Prostate Cancer: Screening

(asked on 3rd December 2025) - View Source

Question to the Department of Health and Social Care:

To ask the Secretary of State for Health and Social Care, what recent assessment he has made of the potential merits of improving systems to identify men with (a) BRCA1 and (b) BRCA2 gene variations who may be eligible for prostate cancer screening.


Answered by
Ashley Dalton Portrait
Ashley Dalton
Parliamentary Under-Secretary (Department of Health and Social Care)
This question was answered on 5th January 2026

The National Inherited Cancer Predisposition Register (NICPR), launched 1 July 2025, captures data on all individuals with a likely pathogenic/pathogenic variant in a cancer susceptibility gene in England. This world-first national dataset of individuals at increased cancer risk provides significant opportunities for improved clinical care, audit, and research.

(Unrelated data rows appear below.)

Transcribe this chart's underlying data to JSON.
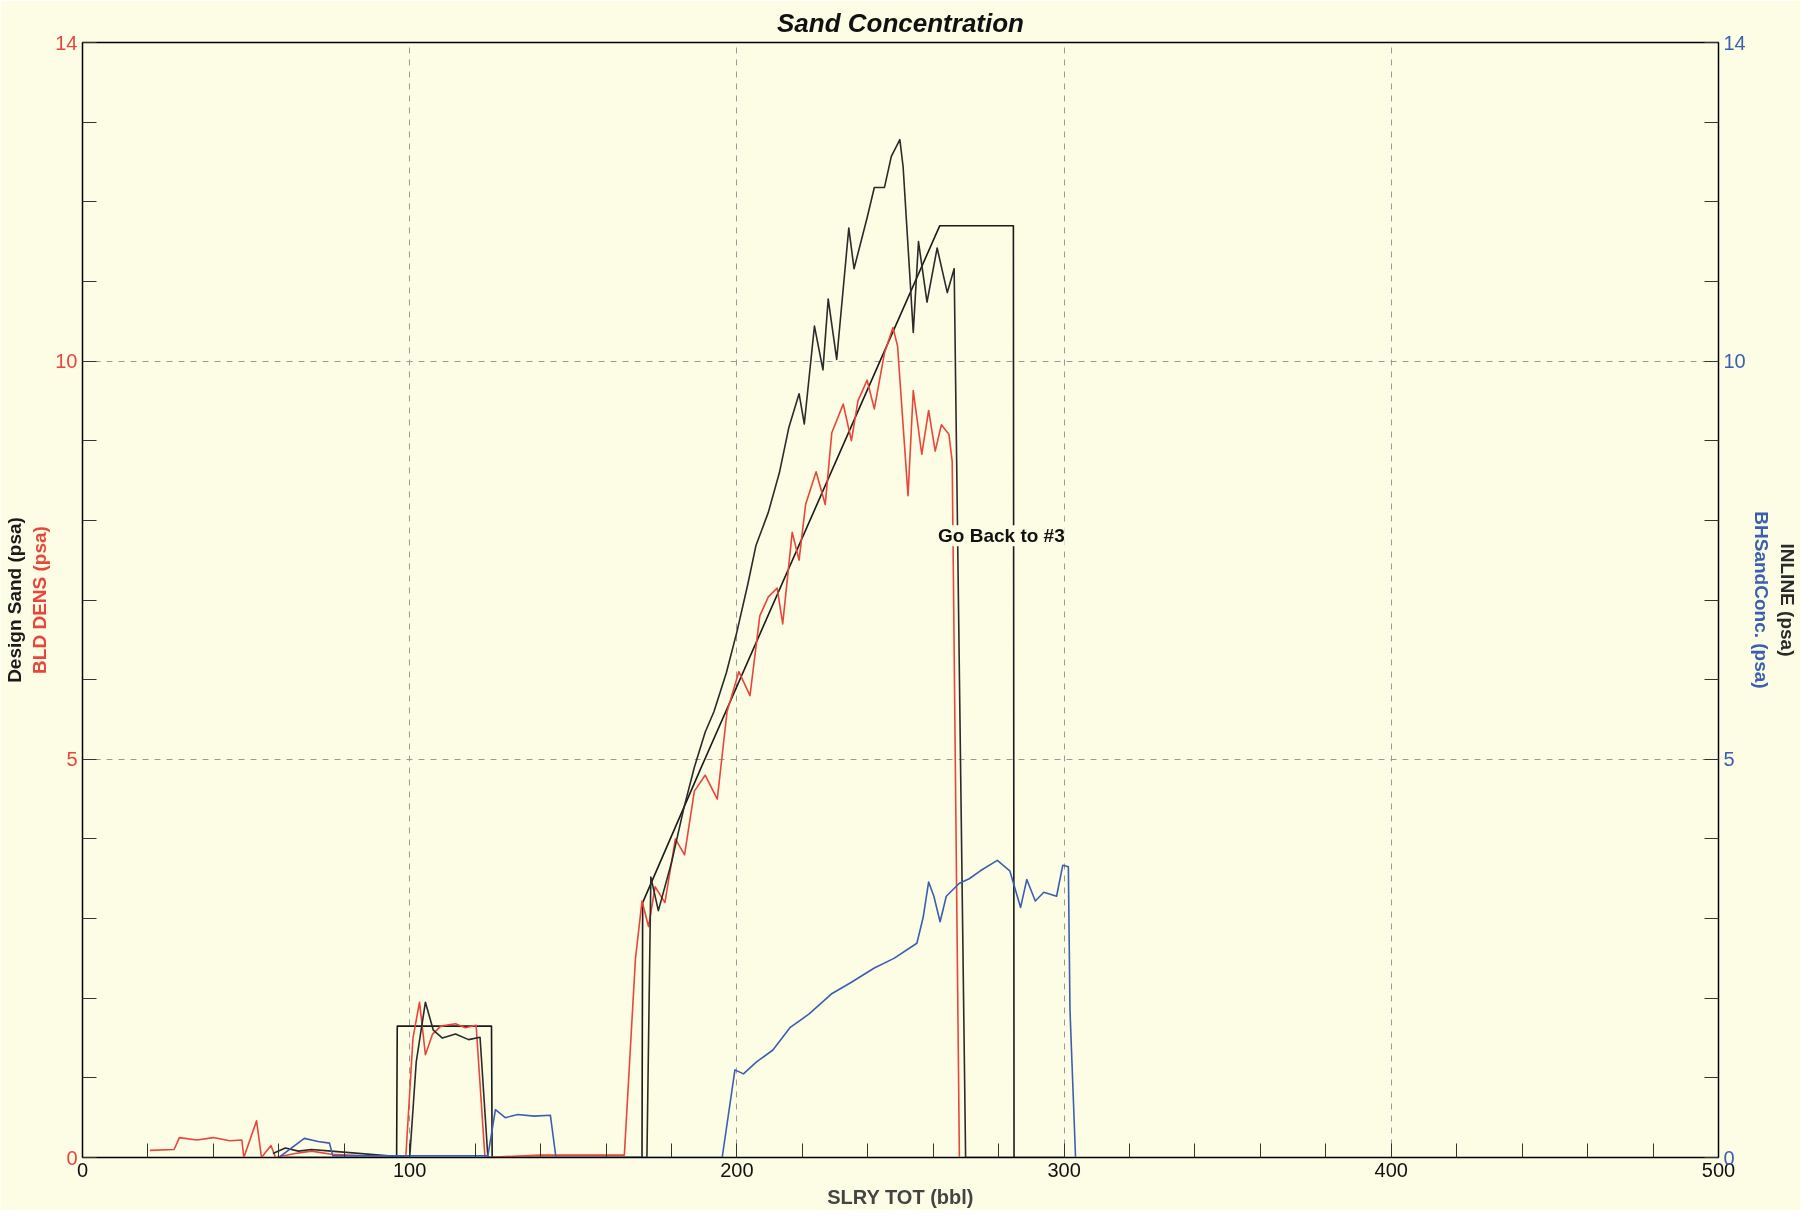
{
  "chart_data": {
    "type": "line",
    "title": "Sand Concentration",
    "xlabel": "SLRY TOT (bbl)",
    "xlim": [
      0,
      500
    ],
    "ylim": [
      0,
      14
    ],
    "y2lim": [
      0,
      14
    ],
    "xticks": [
      0,
      {
        "value": 20,
        "label": null
      },
      {
        "value": 40,
        "label": null
      },
      {
        "value": 60,
        "label": null
      },
      {
        "value": 80,
        "label": null
      },
      100,
      {
        "value": 120,
        "label": null
      },
      {
        "value": 140,
        "label": null
      },
      {
        "value": 160,
        "label": null
      },
      {
        "value": 180,
        "label": null
      },
      200,
      {
        "value": 220,
        "label": null
      },
      {
        "value": 240,
        "label": null
      },
      {
        "value": 260,
        "label": null
      },
      {
        "value": 280,
        "label": null
      },
      300,
      {
        "value": 320,
        "label": null
      },
      {
        "value": 340,
        "label": null
      },
      {
        "value": 360,
        "label": null
      },
      {
        "value": 380,
        "label": null
      },
      400,
      {
        "value": 420,
        "label": null
      },
      {
        "value": 440,
        "label": null
      },
      {
        "value": 460,
        "label": null
      },
      {
        "value": 480,
        "label": null
      },
      500
    ],
    "yticks": [
      0,
      {
        "value": 1,
        "label": null
      },
      {
        "value": 2,
        "label": null
      },
      {
        "value": 3,
        "label": null
      },
      {
        "value": 4,
        "label": null
      },
      5,
      {
        "value": 6,
        "label": null
      },
      {
        "value": 7,
        "label": null
      },
      {
        "value": 8,
        "label": null
      },
      {
        "value": 9,
        "label": null
      },
      10,
      {
        "value": 11,
        "label": null
      },
      {
        "value": 12,
        "label": null
      },
      {
        "value": 13,
        "label": null
      },
      14
    ],
    "y2ticks": [
      0,
      {
        "value": 1,
        "label": null
      },
      {
        "value": 2,
        "label": null
      },
      {
        "value": 3,
        "label": null
      },
      {
        "value": 4,
        "label": null
      },
      5,
      {
        "value": 6,
        "label": null
      },
      {
        "value": 7,
        "label": null
      },
      {
        "value": 8,
        "label": null
      },
      {
        "value": 9,
        "label": null
      },
      10,
      {
        "value": 11,
        "label": null
      },
      {
        "value": 12,
        "label": null
      },
      {
        "value": 13,
        "label": null
      },
      14
    ],
    "grid": true,
    "legend": false,
    "marker": "none",
    "line_style": "solid",
    "annotations": [
      {
        "text": "Go Back to #3",
        "x": 252.3,
        "y": 8.31
      }
    ],
    "series": [
      {
        "name": "Design Sand (psa)",
        "color": "#1a1a1a",
        "axis": "y",
        "x": [
          60,
          96,
          96.2,
          125,
          125.2,
          171,
          171.2,
          188.8,
          243,
          262,
          284.5,
          284.7,
          300
        ],
        "values": [
          0,
          0,
          1.65,
          1.65,
          0,
          0,
          3.2,
          4.87,
          9.93,
          11.7,
          11.7,
          0,
          0
        ]
      },
      {
        "name": "BLD DENS (psa)",
        "color": "#e8463a",
        "axis": "y",
        "x": [
          20.6,
          28,
          29.6,
          35,
          40,
          45,
          48.7,
          49.3,
          53.2,
          54.7,
          57.6,
          59,
          65,
          70,
          76,
          98.8,
          101,
          103,
          104.8,
          107,
          109.5,
          114,
          117,
          120.3,
          123,
          140,
          165.6,
          169,
          171,
          173,
          175,
          178,
          181.2,
          184,
          187,
          190.3,
          194,
          197,
          200.6,
          204,
          207,
          209.6,
          212.3,
          214,
          216.9,
          219,
          221,
          224.2,
          227,
          229,
          232.5,
          235,
          237,
          239.8,
          242,
          245.1,
          247.7,
          249.1,
          252.3,
          253.9,
          256.5,
          258.6,
          260.6,
          262.5,
          264.8,
          265.8,
          268
        ],
        "values": [
          0.09,
          0.1,
          0.25,
          0.22,
          0.25,
          0.21,
          0.22,
          0,
          0.46,
          0,
          0.15,
          0,
          0.05,
          0.08,
          0.04,
          0,
          1.5,
          1.95,
          1.29,
          1.55,
          1.65,
          1.68,
          1.63,
          1.66,
          0,
          0.03,
          0.03,
          2.5,
          3.22,
          2.9,
          3.4,
          3.2,
          4.0,
          3.8,
          4.6,
          4.8,
          4.5,
          5.6,
          6.1,
          5.8,
          6.8,
          7.04,
          7.15,
          6.7,
          7.85,
          7.5,
          8.2,
          8.61,
          8.2,
          9.1,
          9.46,
          9.0,
          9.5,
          9.76,
          9.4,
          10.1,
          10.42,
          10.19,
          8.31,
          9.63,
          8.83,
          9.38,
          8.87,
          9.2,
          9.08,
          8.74,
          0
        ]
      },
      {
        "name": "INLINE (psa)",
        "color": "#2a2a2a",
        "axis": "y2",
        "x": [
          58.2,
          62,
          66,
          70,
          76,
          100,
          102,
          104.8,
          107.2,
          110,
          114,
          118,
          121.5,
          123.9,
          172.5,
          173.7,
          176,
          180,
          183.8,
          187,
          190.3,
          193,
          196.8,
          200,
          203.4,
          205.8,
          209.6,
          213,
          215.9,
          219,
          220.6,
          223.7,
          226.3,
          227.9,
          230.5,
          234.2,
          235.8,
          239.8,
          242,
          245.1,
          247.2,
          249.8,
          250.8,
          252.9,
          253.9,
          255.5,
          258.1,
          261.2,
          264.3,
          266.4,
          269.9,
          285
        ],
        "values": [
          0.05,
          0.12,
          0.08,
          0.1,
          0.08,
          0,
          1.2,
          1.95,
          1.6,
          1.5,
          1.55,
          1.48,
          1.51,
          0,
          0,
          3.52,
          3.1,
          3.7,
          4.39,
          4.9,
          5.34,
          5.6,
          6.09,
          6.6,
          7.21,
          7.68,
          8.1,
          8.6,
          9.17,
          9.59,
          9.21,
          10.44,
          9.89,
          10.78,
          10.02,
          11.67,
          11.16,
          11.8,
          12.18,
          12.18,
          12.57,
          12.78,
          12.44,
          11.04,
          10.36,
          11.5,
          10.74,
          11.42,
          10.86,
          11.16,
          0,
          0
        ]
      },
      {
        "name": "BHSandConc. (psa)",
        "color": "#3a5fb0",
        "axis": "y2",
        "x": [
          60,
          67.8,
          72,
          75.5,
          76.5,
          123.9,
          126.2,
          129.2,
          133,
          138,
          143,
          144.7,
          195.5,
          199.4,
          202,
          206,
          211,
          216.2,
          222,
          229.1,
          235,
          242,
          248,
          255,
          256.9,
          258.6,
          260.2,
          262.1,
          264,
          267.9,
          271,
          274.4,
          279.6,
          283.4,
          286.7,
          288.6,
          291.2,
          293.8,
          297.7,
          299.6,
          301.3,
          301.8,
          303.5
        ],
        "values": [
          0,
          0.24,
          0.2,
          0.18,
          0.02,
          0.02,
          0.6,
          0.5,
          0.54,
          0.52,
          0.53,
          0,
          0,
          1.1,
          1.05,
          1.2,
          1.35,
          1.63,
          1.8,
          2.06,
          2.2,
          2.38,
          2.5,
          2.69,
          3.01,
          3.46,
          3.28,
          2.96,
          3.28,
          3.44,
          3.5,
          3.6,
          3.73,
          3.6,
          3.14,
          3.49,
          3.22,
          3.33,
          3.28,
          3.67,
          3.65,
          1.85,
          0
        ]
      }
    ]
  }
}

The NICPR is part of the National Disease Registration Service and is a new initiative for NHS England. In view of the UK National Screening Committee’s (UK NSC) draft recommendations on screening men for prostate cancer, NHS England is working closely with colleagues in regional clinical genetics services to ensure that accurate data is gathered and can be applied effectively to inform future work.

My Rt Hon. Friend, the Secretary of State for Health and Social Care will consider the final recommendation of the UK NSC on screening for prostate cancer when it is received. He will make a decision on implementation, including any changes to BRCA testing eligibility, at that point.

It is anticipated that the final recommendation will be provided in early 2026 after the conclusion of a 12 week consultation which opened on 28 November 2025. This seeks views on an evidence review and a draft recommendation to:

- offer a targeted national prostate cancer screening programme to men with confirmed BRCA1/2 gene variants every two years, from 45 years old to 61 years old;

- not recommend population screening;

- not recommend targeted screening of black men;

- not recommend targeted screening of men with family history; and

- collaborate with the Transform trial team to answer outstanding questions on screening effectiveness for black men and men with a family history as soon as the trial data becomes available, and to await the results of the study to develop and trial a more accurate test than the prostate specific antigen test alone, to improve the balance of benefit and harm of screening.